U.S. households increasingly are making retirement investment decisions on their own, often placing nest-egg balances in different types of accounts at multiple institutions. And a huge chunk of that money has gone into everyday banking products.
Our research at Novantas indicates that at the end of 2008 households held roughly $8.6 trillion of retirement balances in certificates of deposit, money market deposit accounts, money market mutual funds and other types of retail savings and investment accounts. It is money that came into the industry through individual product purchases, usually with no signal that it is earmarked for retirement.
One handicap for banks is that customer interaction with this "shadow retirement market" often is limited to fulfilling transactions. There's precious little customer dialogue when the bank is serving self-directed retirement investors, and scant insight into how these products fit with overall household retirement plans and goals.
Within a typical retail bank CD portfolio, it is not uncommon to find that from half to three-fourths of all balances are retirement-earmarked funds from single-account household relationships. That spells exposure as a recovering market presents more compelling investment alternatives, as well as lost opportunity to help households achieve their larger retirement goals.
The upshot is that retail banks have a lot of work to do in reaching out to shadow retirement accountholders in 2010. At a time when households are generally reconsidering their retirement plans in a recovering market, banks cannot confine their role to one-off product sales. Longer-term, theyface huge outflows as baby boomers retire and begin to draw down balances to take care of daily expenses and travel.
One illustration of what's at stake: Our research indicates that in 2008 banks derived revenue of $6.5 billion to $7.5 billion from their shares of sales, advisory and service activities connected with shadow retirement balances held in everyday investment and savings products.
One priority is learning more about the customer base. Compared with "structured product lines" - such as 401(k) plans, individual retirement accounts, pension accounts and annuities - shadow retirement accounts offer far fewer clues about household circumstances and goals.
A thorough investigation can include conversations with customers and branch sales staff, formal customer surveys and database projects that match internal information on accounts with household data gleaned from external sources. Besides identifying priority customer groups, this research helps the bank estimate the scope of CD and savings product balances likely held for retirement purposes.
The second priority is to strengthenties with retirement-oriented customers. Nationally, banks have had mixed results in expanding retail banking relationships to include an investments context. Cross-sell results range from as little as 2% to as high as 20% penetration of the retail customer base, with most banks still hovering well below 10%, according to our research.
One strategy is to broaden the availability of financial planning services in the branch.

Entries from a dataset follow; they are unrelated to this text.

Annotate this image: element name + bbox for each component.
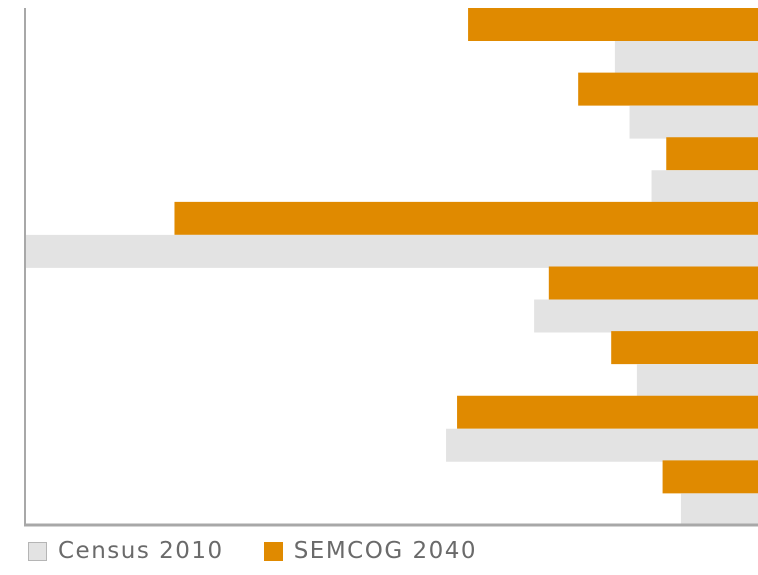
bar-census-2010-8	[680, 493, 758, 527]
bar-semcog-2040-1	[468, 8, 758, 41]
legend-swatch-census-2010	[28, 541, 47, 561]
legend: Census 2010 SEMCOG 2040	[28, 538, 517, 564]
legend-label-census-2010: Census 2010	[58, 538, 224, 564]
bar-census-2010-2	[629, 105, 758, 139]
legend-item-census-2010: Census 2010	[28, 538, 224, 564]
bar-semcog-2040-7	[457, 395, 758, 429]
bar-semcog-2040-6	[611, 331, 758, 365]
bar-census-2010-3	[651, 170, 758, 204]
bar-census-2010-5	[534, 299, 758, 333]
bar-semcog-2040-5	[548, 266, 758, 300]
bar-semcog-2040-3	[666, 137, 758, 171]
bar-census-2010-4	[24, 234, 758, 268]
legend-swatch-semcog-2040	[263, 541, 283, 561]
bar-semcog-2040-8	[662, 460, 758, 494]
legend-label-semcog-2040: SEMCOG 2040	[293, 538, 477, 564]
bar-census-2010-6	[636, 364, 758, 398]
legend-item-semcog-2040: SEMCOG 2040	[263, 538, 477, 564]
bar-semcog-2040-4	[174, 201, 758, 235]
bar-census-2010-7	[446, 428, 758, 462]
bar-census-2010-1	[614, 41, 758, 74]
bars-group	[24, 8, 758, 527]
bar-semcog-2040-2	[578, 72, 758, 106]
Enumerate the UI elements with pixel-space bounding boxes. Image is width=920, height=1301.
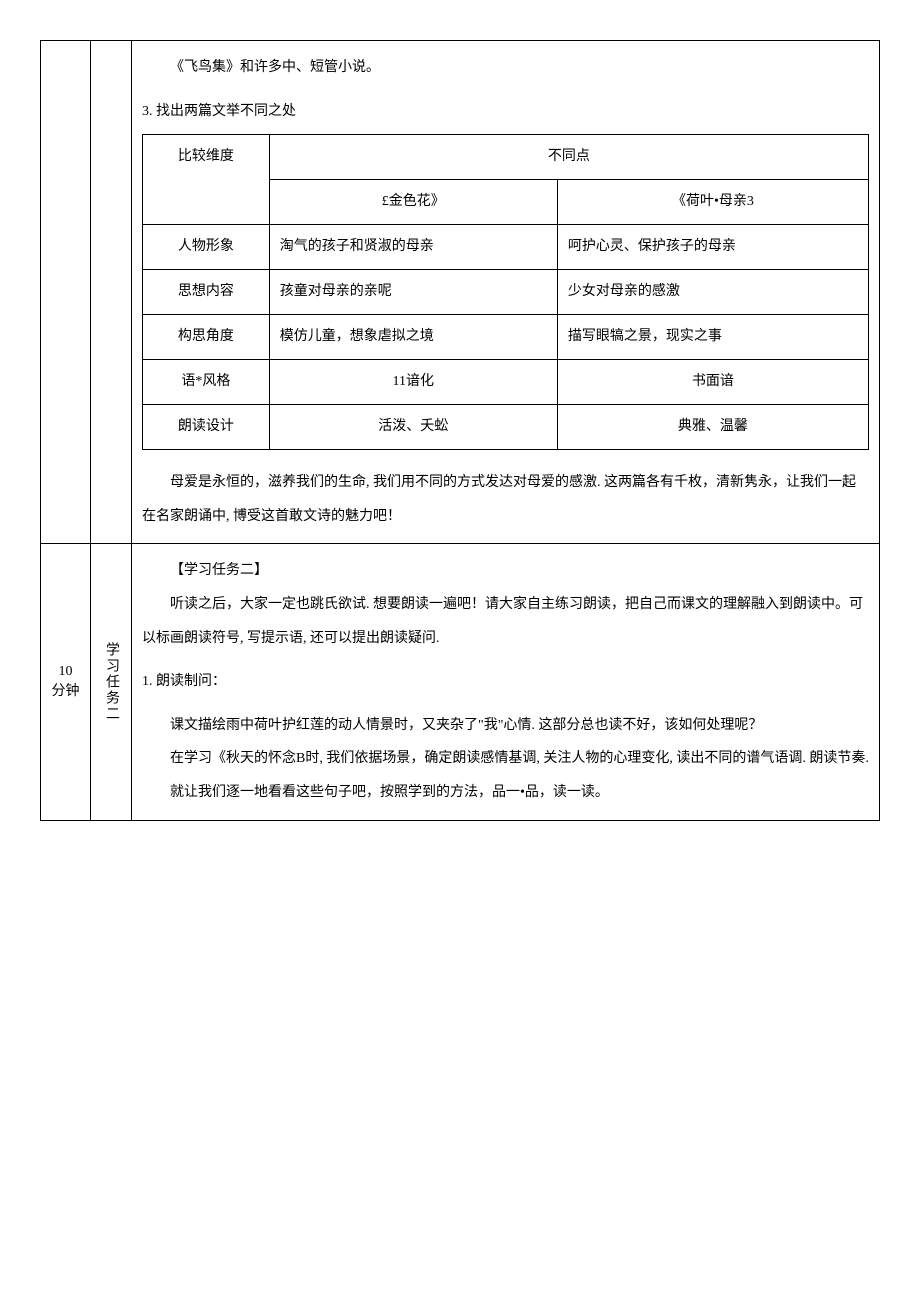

This can be done by training bankers who can act as focal points for investment-related conversations, help customers with planning and then either fulfill transactions themselves or tap specialized expertise elsewhere within the bank.
By building customer rapport in this way, the bank increases the odds that CD and savings accountholders will consider the bank's own investment offerings when they get ready to shift retirement balances away from everyday banking products.
Marketing plays an important role in the customer outreach as well, but ironically, banks have been woefully absent from marketing campaigns centered on the consumer retirement agenda.
For example, a two-month review of banks and wealth management company advertisements in The New York Times and The Wall Street Journal revealed that not one bank had placed an ad focused on retirement, while the wealth management companies had published nearly two dozen.
Product innovation is a third priority. If people already are buying CDs for retirement purposes, why not infuse products with investment- and retirement-flavored attributes to win and retain more of their business?
Many banks will need to improve the level of cooperation between their retail banking and wealth management subsidiaries. Often today, these two business lines overly focus on their own product sales - even to the point of open rivalry over customer relationships and commissions - overlooking substantial opportunities to jointly meet larger customer needs.
One East Coast bank created a standing committee, composed of bank and wealth managers, that was charged with creating a joint marketing agenda, including customer programs and goals for both bank and wealth products.
As a starting point, the group focused on single-CD account holders, with the goal of strengthening customer relationships as well asdeveloping retirement-tailored CD products and other investment alternatives, such as fixed and variable annuities. Such programs work best when they target households but alsoinclude small-business proprietors, a lucrative customer segment that interacts heavily with the retail branch network. The committee now meets quarterly to review progress and make course corrections as necessary, and the initiative is supported by a central marketing group that designs the products and produces the customer calling lists and programs.
This level of commitment is amply justified in a market where trillions of retirement dollars have been placed into everyday banking products.